BUFFALO, N.Y. -- If you're the type of Blue Jays fan who turns off the television after five or six innings to get a good night's sleep, you might think this club is 10 games above .500, cruising towards a playoff spot.
The bullpen comes out after dark, though, and it gave up yet another lead in Thursday's 8-4 loss to the Yankees. Now 33-34, the Blue Jays are below .500 for the first time since April 28 and have taken a flurry of gut punches over the past week. Manager Charlie Montoyo is sticking to what he knows best, optimistic that this club will turn things around while he looks for positives in their play.
"We're having fun and we're working hard," Montoyo said. "That's what people need to know… You've seen us. We're working hard. We're taking ground balls and we're trying to get better every day. People are in a good mood."
The Blue Jays didn't help themselves early, of course. With two on and none out in the first, the Blue Jays ran themselves into an ugly triple play, just the 10th they've hit into in club history. T.J. Zeuch could only give the Blue Jays three innings in his spot start, too, leaving the bullpen with the daunting task of covering six frames.
It looked like the bullpen might finally find its groove, as Joel Payamps and Tayler Saucedo turned in a pair of sharp, scoreless appearances, but the Yankees got to Anthony Castro in a hurry. Castro, who opened the season as the surprise success story in the 'pen, had his ERA jacked up to 5.14 on Thursday by surrendering four runs on five hits, retiring just one of the six batters he faced.
"We keep doing the same thing," Montoyo said. "We keep fighting, our kids play hard and we work hard, it's just that we haven't been able to hold the last three innings. You guys know that. I don't even have to say it. It's encouraging, because that's what we do. We have a good group."
The pitchers the Blue Jays built this bullpen around are on the injured list, and the arms that replaced them through the early stages of the season -- often very admirably -- are simply running out of steam. As the club picks up from this series sweep at the hands of the Yankees and heads to Baltimore, here's what it can take away from the past three days:
The bullpen still needs help, but it's not coming tomorrow
Flickers of hope like Saucedo on Thursday or Patrick Murphy in his 2021 debut on Wednesday are important, but if that's what the Blue Jays are going to lean on, they'd better find them in bunches. This group needs multiple upgrades, not just incremental improvement.

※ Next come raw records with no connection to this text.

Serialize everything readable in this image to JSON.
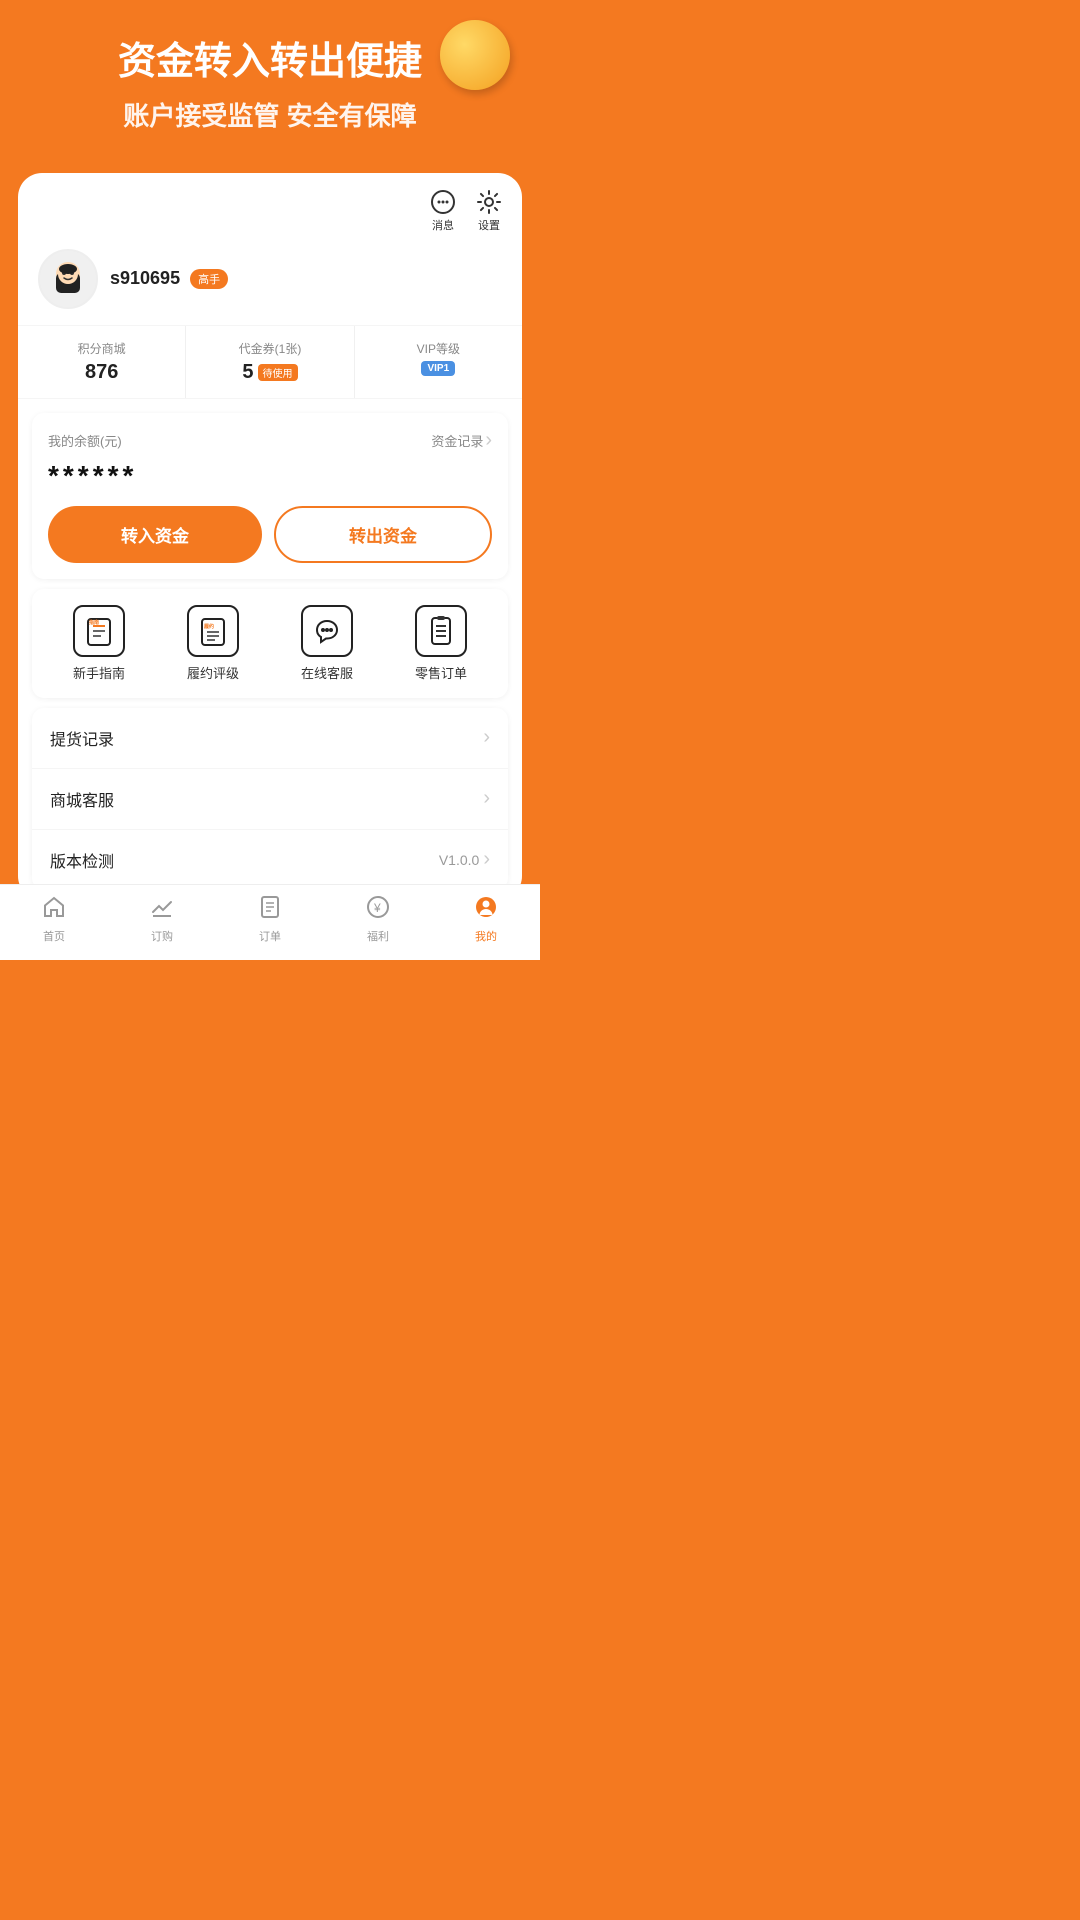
{
  "header": {
    "title": "资金转入转出便捷",
    "subtitle": "账户接受监管 安全有保障"
  },
  "icons": {
    "message_label": "消息",
    "settings_label": "设置"
  },
  "user": {
    "username": "s910695",
    "badge": "高手",
    "avatar_emoji": "😊"
  },
  "stats": {
    "points_label": "积分商城",
    "points_value": "876",
    "voucher_label": "代金券(1张)",
    "voucher_value": "5",
    "voucher_badge": "待使用",
    "vip_label": "VIP等级",
    "vip_badge": "VIP1"
  },
  "balance": {
    "label": "我的余额(元)",
    "link": "资金记录",
    "amount": "******",
    "btn_in": "转入资金",
    "btn_out": "转出资金"
  },
  "quick_actions": [
    {
      "label": "新手指南",
      "icon_text": "指南",
      "icon_inner": ""
    },
    {
      "label": "履约评级",
      "icon_text": "履约",
      "icon_inner": ""
    },
    {
      "label": "在线客服",
      "icon_text": "🎧",
      "icon_inner": ""
    },
    {
      "label": "零售订单",
      "icon_text": "≡",
      "icon_inner": ""
    }
  ],
  "menu_items": [
    {
      "label": "提货记录",
      "right": ""
    },
    {
      "label": "商城客服",
      "right": ""
    },
    {
      "label": "版本检测",
      "right": "V1.0.0"
    }
  ],
  "bottom_nav": [
    {
      "label": "首页",
      "icon": "⌂",
      "active": false
    },
    {
      "label": "订购",
      "icon": "📈",
      "active": false
    },
    {
      "label": "订单",
      "icon": "≡",
      "active": false
    },
    {
      "label": "福利",
      "icon": "¥",
      "active": false
    },
    {
      "label": "我的",
      "icon": "👤",
      "active": true
    }
  ]
}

Some of that will come internally, as Julian Merryweather works his way back from the 60-day IL (left oblique strain), ideally later this month. Merryweather's 4 1/3 innings in April were jaw-dropping, touching 100 mph and baffling hitters. Ryan Borucki (left forearm flexor strain) will help, too, but it's clear that trade additions will need to be considered. It's a bit early for teams on the bubble to admit they're sellers, but as that begins to happen into July, expect the Blue Jays to be involved. Contracts and prospect capital should not be an issue.
The lineup needs to carry the team… for now
Think back to those 2015-16 Blue Jays teams. Some nights, they just had to plain outscore their opponents. We love to lean on the old mantra of "pitching and defense wins championships," but when your offense is your strength, lean on it. Besides, a 9-8 win counts the same as a 2-1 win.
Vladimir Guerrero Jr. is playing like an MVP, Marcus Semien has recaptured his 2019 form and George Springer is on the verge of a return. Slugging your way to wins isn't exactly the most sustainable way to win, but the Blue Jays have the offensive firepower to run teams out of ball parks some nights. Until this bullpen improves, they'll need to.
Division games matter, and it's no longer early
"Early" ended a long time ago. Looking back to late May, when the Blue Jays dropped six in a row against the Red Sox and Rays, those are what you'll point to if this division tightens up down the stretch. If, on Sept. 17, you look at the standings and see the Blue Jays two, three or six games behind the Yankees for a Wild Card spot, remember a series like this.
The silver lining? The Orioles. Baltimore sits in the basement of the division for a reason -- well, many reasons -- and the Blue Jays haven't faced them yet. That changes Friday, when the Blue Jays travel to Baltimore for a three-game set, and they'll need to cash in on every single opportunity against weaker teams.